Is the Elections Act 2022 suppressing youth voices?

In April of last year, the UK Government passed the Elections Act 2022, which added a new requirement to the voting process: voters must present photographic identification to be able to vote. Accepted forms of ID include UK driving licenses, passports, biometric immigration documents, PASS cards issued by the National Proof of Age Standard Scheme, and Oyster cards (for those aged over 60 only). 

While some believe that this policy is a step towards ensuring election integrity, others question whether it is actually a form of voter suppression, particularly given that it represents the most significant change to the voting process in 150 years.

A necessary step?

The policy was deemed necessary to increase the security and validity of UK elections due to perceived threats of voter fraud. However, according to a 2014 Electoral Commission report, there were no signs of systematic voter fraud in the UK. The report did argue, however, that the lack of a requirement to show ID at polling stations was an “actual and perceived weakness” of the UK electoral system. Despite only 193 allegations of voter fraud in 2022 (with just 1 caution being issued), this policy seems somewhat unnecessary when considering some of its potential disadvantages.

In my opinion, the implications of this policy may damage turnout in UK elections, particularly among younger voters. This is a significant concern, given that voter turnout has been declining in Europe, with the UK being one of the most affected countries.

The world is your Oyster - for some…

At face value, the list of accepted IDs already seems biased against younger voters. For example, 60+ Oyster cards are permitted while 18+ cards are not, despite both being photo IDs. This issue was raised by former Conservative Minister Lord Willets but was ultimately overturned by the Commons. Moreover, younger people are less likely to have valid photographic ID, which raises the question of whether this is a political move to alienate younger voters who tend not to vote for the Conservative Party.

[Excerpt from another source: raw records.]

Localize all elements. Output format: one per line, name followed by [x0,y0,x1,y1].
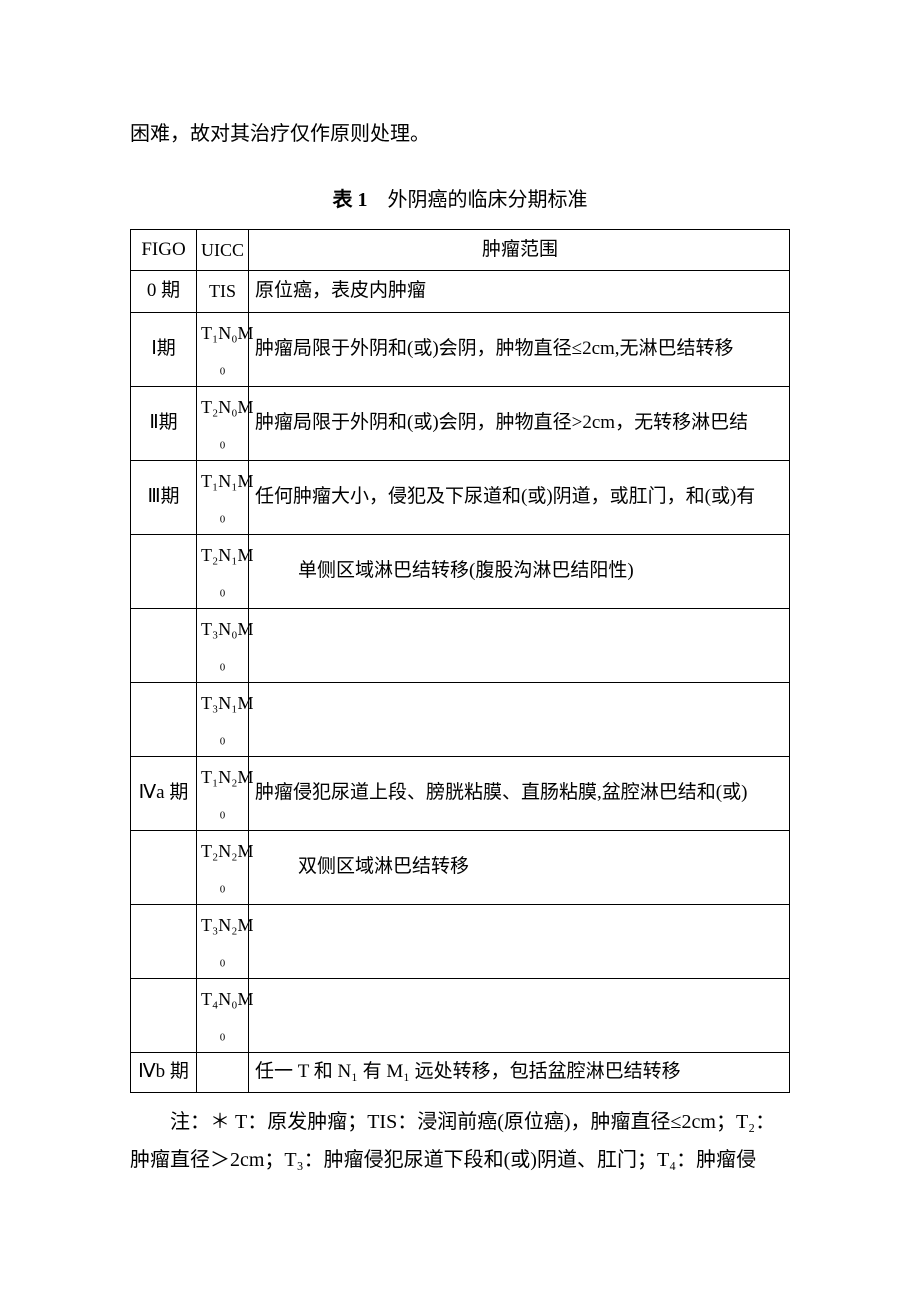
cell-desc [249,978,790,1052]
cell-uicc: TIS [197,271,249,312]
table-row: Ⅰ期T₁N₀M₀肿瘤局限于外阴和(或)会阴，肿物直径≤2cm,无淋巴结转移 [131,312,790,386]
cell-figo: Ⅲ期 [131,460,197,534]
table-row: T₃N₂M₀ [131,904,790,978]
cell-desc [249,608,790,682]
cell-figo: 0 期 [131,271,197,312]
cell-uicc: T₃N₁M₀ [197,682,249,756]
cell-desc: 肿瘤局限于外阴和(或)会阴，肿物直径≤2cm,无淋巴结转移 [249,312,790,386]
cell-figo [131,904,197,978]
cell-desc: 肿瘤侵犯尿道上段、膀胱粘膜、直肠粘膜,盆腔淋巴结和(或) [249,756,790,830]
table-row: T₂N₁M₀ 单侧区域淋巴结转移(腹股沟淋巴结阳性) [131,534,790,608]
cell-uicc: T₂N₀M₀ [197,386,249,460]
cell-figo: Ⅰ期 [131,312,197,386]
cell-desc: 肿瘤局限于外阴和(或)会阴，肿物直径>2cm，无转移淋巴结 [249,386,790,460]
header-uicc: UICC [197,230,249,271]
cell-figo: Ⅱ期 [131,386,197,460]
table-row: 0 期TIS原位癌，表皮内肿瘤 [131,271,790,312]
cell-desc: 单侧区域淋巴结转移(腹股沟淋巴结阳性) [249,534,790,608]
cell-uicc: T₂N₁M₀ [197,534,249,608]
table-header-row: FIGO UICC 肿瘤范围 [131,230,790,271]
table-row: Ⅱ期T₂N₀M₀肿瘤局限于外阴和(或)会阴，肿物直径>2cm，无转移淋巴结 [131,386,790,460]
table-caption: 外阴癌的临床分期标准 [388,189,588,211]
cell-desc: 任一 T 和 N₁ 有 M₁ 远处转移，包括盆腔淋巴结转移 [249,1052,790,1092]
cell-desc: 双侧区域淋巴结转移 [249,830,790,904]
table-row: T₃N₁M₀ [131,682,790,756]
table-row: Ⅳa 期T₁N₂M₀肿瘤侵犯尿道上段、膀胱粘膜、直肠粘膜,盆腔淋巴结和(或) [131,756,790,830]
cell-uicc: T₂N₂M₀ [197,830,249,904]
footer-note: 注：＊ T：原发肿瘤；TIS：浸润前癌(原位癌)，肿瘤直径≤2cm；T₂：肿瘤直… [130,1103,790,1179]
cell-desc [249,682,790,756]
table-title: 表 1 外阴癌的临床分期标准 [130,181,790,219]
cell-uicc: T₃N₂M₀ [197,904,249,978]
cell-uicc: T₃N₀M₀ [197,608,249,682]
table-row: T₄N₀M₀ [131,978,790,1052]
cell-uicc: T₁N₁M₀ [197,460,249,534]
cell-figo [131,608,197,682]
cell-figo [131,978,197,1052]
cell-uicc: T₄N₀M₀ [197,978,249,1052]
cell-uicc [197,1052,249,1092]
table-row: T₂N₂M₀ 双侧区域淋巴结转移 [131,830,790,904]
intro-paragraph: 困难，故对其治疗仅作原则处理。 [130,115,790,153]
cell-figo [131,682,197,756]
cell-desc [249,904,790,978]
table-row: Ⅳb 期 任一 T 和 N₁ 有 M₁ 远处转移，包括盆腔淋巴结转移 [131,1052,790,1092]
cell-desc: 原位癌，表皮内肿瘤 [249,271,790,312]
table-row: Ⅲ期T₁N₁M₀任何肿瘤大小，侵犯及下尿道和(或)阴道，或肛门，和(或)有 [131,460,790,534]
header-figo: FIGO [131,230,197,271]
cell-figo [131,534,197,608]
staging-table: FIGO UICC 肿瘤范围 0 期TIS原位癌，表皮内肿瘤Ⅰ期T₁N₀M₀肿瘤… [130,229,790,1093]
table-number: 表 1 [333,189,368,211]
cell-uicc: T₁N₂M₀ [197,756,249,830]
cell-figo: Ⅳb 期 [131,1052,197,1092]
cell-figo: Ⅳa 期 [131,756,197,830]
table-row: T₃N₀M₀ [131,608,790,682]
cell-figo [131,830,197,904]
header-desc: 肿瘤范围 [249,230,790,271]
cell-desc: 任何肿瘤大小，侵犯及下尿道和(或)阴道，或肛门，和(或)有 [249,460,790,534]
cell-uicc: T₁N₀M₀ [197,312,249,386]
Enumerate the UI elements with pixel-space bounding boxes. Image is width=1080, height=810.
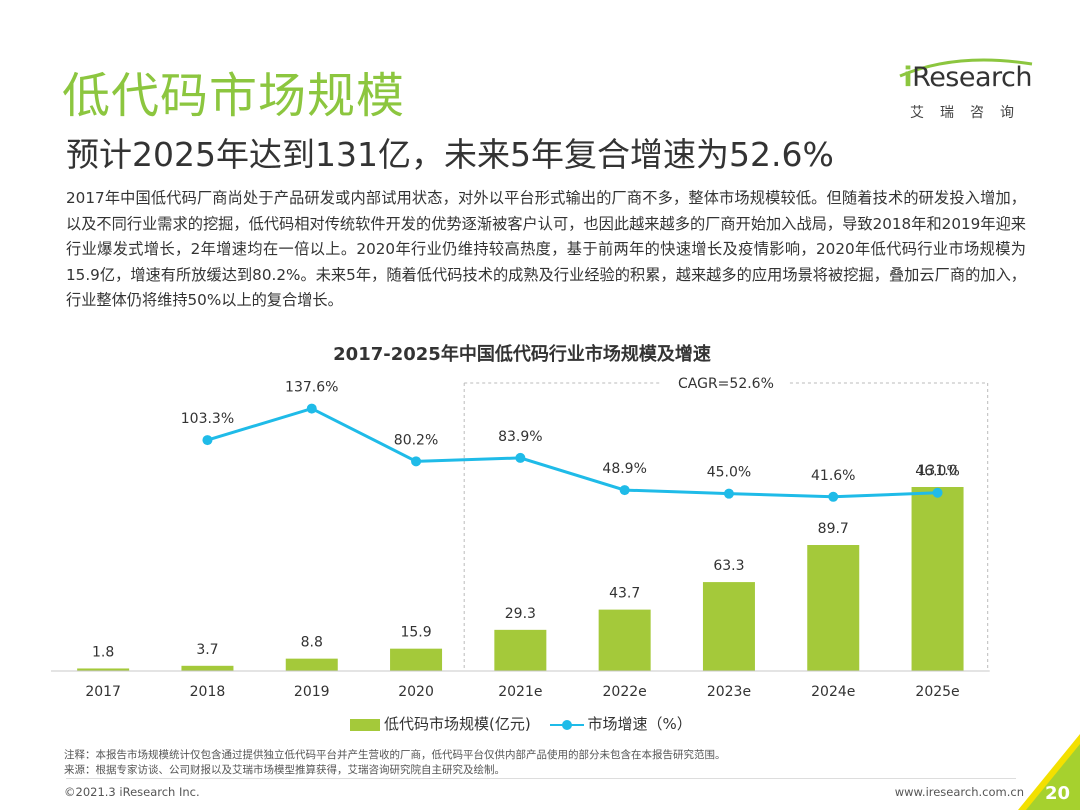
growth-point-2024e (828, 491, 839, 502)
x-tick-label-2025e: 2025e (915, 684, 959, 700)
bar-label-2022e: 43.7 (609, 586, 640, 602)
logo-cn-name: 艾瑞咨询 (910, 105, 1030, 121)
bar-label-2025e: 131.0 (918, 463, 958, 479)
legend-item-line: 市场增速（%） (549, 713, 692, 734)
cagr-bracket: CAGR=52.6% (463, 376, 989, 671)
x-tick-label-2020: 2020 (398, 684, 434, 700)
bar-2017 (77, 668, 130, 671)
growth-label-2022e: 48.9% (602, 461, 646, 477)
source-text: 来源：根据专家访谈、公司财报以及艾瑞市场模型推算获得，艾瑞咨询研究院自主研究及绘… (64, 764, 505, 776)
growth-label-2018: 103.3% (181, 411, 234, 427)
corner-decoration (1018, 734, 1080, 810)
logo-wordmark-rest: Research (912, 62, 1032, 93)
legend-item-bar: 低代码市场规模(亿元) (350, 713, 531, 734)
bar-label-2020: 15.9 (400, 625, 431, 641)
bar-2022e (598, 609, 651, 671)
bar-2025e (911, 487, 964, 671)
page-number: 20 (1044, 783, 1070, 804)
bar-label-2021e: 29.3 (505, 606, 536, 622)
growth-label-2020: 80.2% (394, 432, 438, 448)
cagr-label: CAGR=52.6% (678, 376, 774, 392)
x-tick-label-2022e: 2022e (603, 684, 647, 700)
x-tick-label-2024e: 2024e (811, 684, 855, 700)
x-tick-label-2021e: 2021e (498, 684, 542, 700)
corner-green-shape (1026, 744, 1080, 810)
growth-label-2023e: 45.0% (707, 465, 751, 481)
bar-label-2019: 8.8 (301, 635, 323, 651)
logo-swoosh-icon (899, 58, 1033, 78)
logo-wordmark: iResearch (903, 62, 1032, 93)
growth-label-2019: 137.6% (285, 380, 338, 396)
growth-label-2024e: 41.6% (811, 468, 855, 484)
bar-label-2024e: 89.7 (818, 521, 849, 537)
x-tick-label-2023e: 2023e (707, 684, 751, 700)
growth-point-2020 (411, 456, 422, 467)
x-tick-label-2017: 2017 (85, 684, 121, 700)
copyright-text: ©2021.3 iResearch Inc. (64, 785, 200, 799)
x-tick-label-2018: 2018 (190, 684, 226, 700)
growth-label-2025e: 46.0% (915, 464, 959, 480)
growth-point-2025e (932, 487, 943, 498)
bar-2023e (702, 582, 755, 671)
page-subtitle: 预计2025年达到131亿，未来5年复合增速为52.6% (66, 135, 834, 174)
bar-2018 (181, 665, 234, 671)
growth-point-2021e (515, 452, 526, 463)
legend-bar-swatch (350, 718, 380, 731)
iresearch-logo: iResearch 艾瑞咨询 (882, 58, 1032, 132)
growth-point-2022e (619, 485, 630, 496)
bar-label-2017: 1.8 (92, 644, 114, 660)
bar-label-2023e: 63.3 (713, 558, 744, 574)
page-title: 低代码市场规模 (62, 68, 406, 124)
growth-point-2023e (723, 488, 734, 499)
bar-2024e (807, 545, 860, 671)
growth-point-2018 (202, 435, 213, 446)
logo-wordmark-i: i (903, 62, 913, 93)
legend-bar-label: 低代码市场规模(亿元) (384, 715, 531, 733)
chart-legend: 低代码市场规模(亿元) 市场增速（%） (350, 713, 706, 734)
legend-line-swatch (549, 719, 584, 731)
growth-point-2019 (306, 403, 317, 414)
notes-block: 注释：本报告市场规模统计仅包含通过提供独立低代码平台并产生营收的厂商，低代码平台… (64, 748, 726, 778)
growth-label-2021e: 83.9% (498, 429, 542, 445)
footer-divider (66, 778, 1016, 779)
bar-2021e (494, 629, 547, 671)
chart-title: 2017-2025年中国低代码行业市场规模及增速 (333, 343, 711, 365)
bar-label-2018: 3.7 (196, 642, 218, 658)
bar-2020 (390, 648, 443, 671)
note-text: 注释：本报告市场规模统计仅包含通过提供独立低代码平台并产生营收的厂商，低代码平台… (64, 749, 726, 761)
bar-2019 (285, 658, 338, 671)
legend-line-label: 市场增速（%） (587, 715, 692, 733)
website-link[interactable]: www.iresearch.com.cn (894, 785, 1024, 799)
x-tick-label-2019: 2019 (294, 684, 330, 700)
description-paragraph: 2017年中国低代码厂商尚处于产品研发或内部试用状态，对外以平台形式输出的厂商不… (66, 189, 1026, 309)
growth-rate-line (207, 406, 938, 499)
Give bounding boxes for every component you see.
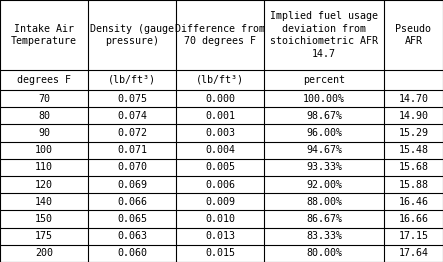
Text: 15.29: 15.29 [399, 128, 428, 138]
Text: 80.00%: 80.00% [306, 248, 342, 258]
Text: 14.90: 14.90 [399, 111, 428, 121]
Text: 0.071: 0.071 [117, 145, 147, 155]
Text: Difference from
70 degrees F: Difference from 70 degrees F [175, 24, 265, 46]
Text: (lb/ft³): (lb/ft³) [108, 75, 156, 85]
Text: 70: 70 [38, 94, 50, 103]
Text: 92.00%: 92.00% [306, 179, 342, 190]
Text: 0.072: 0.072 [117, 128, 147, 138]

Some have voiced concerns that this policy will damage overall turnout, with ex-Cabinet Minister David Davis arguing that it would “undoubtedly reduce turnout.” When a similar policy was introduced in Northern Ireland, turnout decreased by 2.3%. However, the Electoral Commission’s Pilot’s Study in 2018 concluded that no significant trend was found between having to show photo ID and a reduction in turnout. Their data found that the percentage of people not returning to polling stations after being denied a ballot for carrying an insufficient or incorrect ID did not exceed 0.7%. However, a key issue with this study is that it fails to account for all those individuals who never turned up to the polling stations due to this new legislation being a disincentive to start with. The question is not whether turnout will decrease or not, but how significant this decrease will be.

I find this conclusion particularly concerning when taking into consideration the current rates of turnout for both local and general elections in the UK. Turnout in UK elections has decreased since 1992, and given that the rate of turnout has been as low as 59% in the last two decades, policies that further threaten these figures should not be welcomed – especially with what I deem as weak justifications. However, it is important to note that supporters of this act argue that a slight decrease in turnout could be an indicator that voter fraud does exist and thus that this policy was necessary in the first place.

Some merits, few issues solved

While there is some merit in this argument, I do not believe that the Elections Act is the answer to these problems, as there are simply too many negative externalities. If the goal is to decrease voter fraud and family voting, other means of doing so should be analyzed. This is especially applicable if the Government is prepared to make drastic changes to our voting system, as we have seen with the Election Act. Furthermore, considering that the conviction rates for this crime are so low, justifying counterarguments solely on convictions may be unwise. The number of allegations since 2017 is just over 1,700 and this could be used to justify an increase of security at elections.

Moreover, the argument of family voting could also be included in this justification. Family voting remains a big issue in the electoral process, with ‘Democracy Volunteers’ recording instances of family voting in 20% of the studied polling stations. Enforcing photographic ID would tighten up security around polling stations therefore making family voting much less likely. 

Considering this Act has been the biggest change in the way we vote for 150 years and it has an estimated annual enforcement cost of £18,000,000, other policy measures should have been assessed beforehand. Other policy changes such as same day registration would increase security at elections whilst not harming our political freedoms. Given that same day registration reduces the likelihood of voter fraud, it makes me wonder why this policy change has not been on the agenda for years.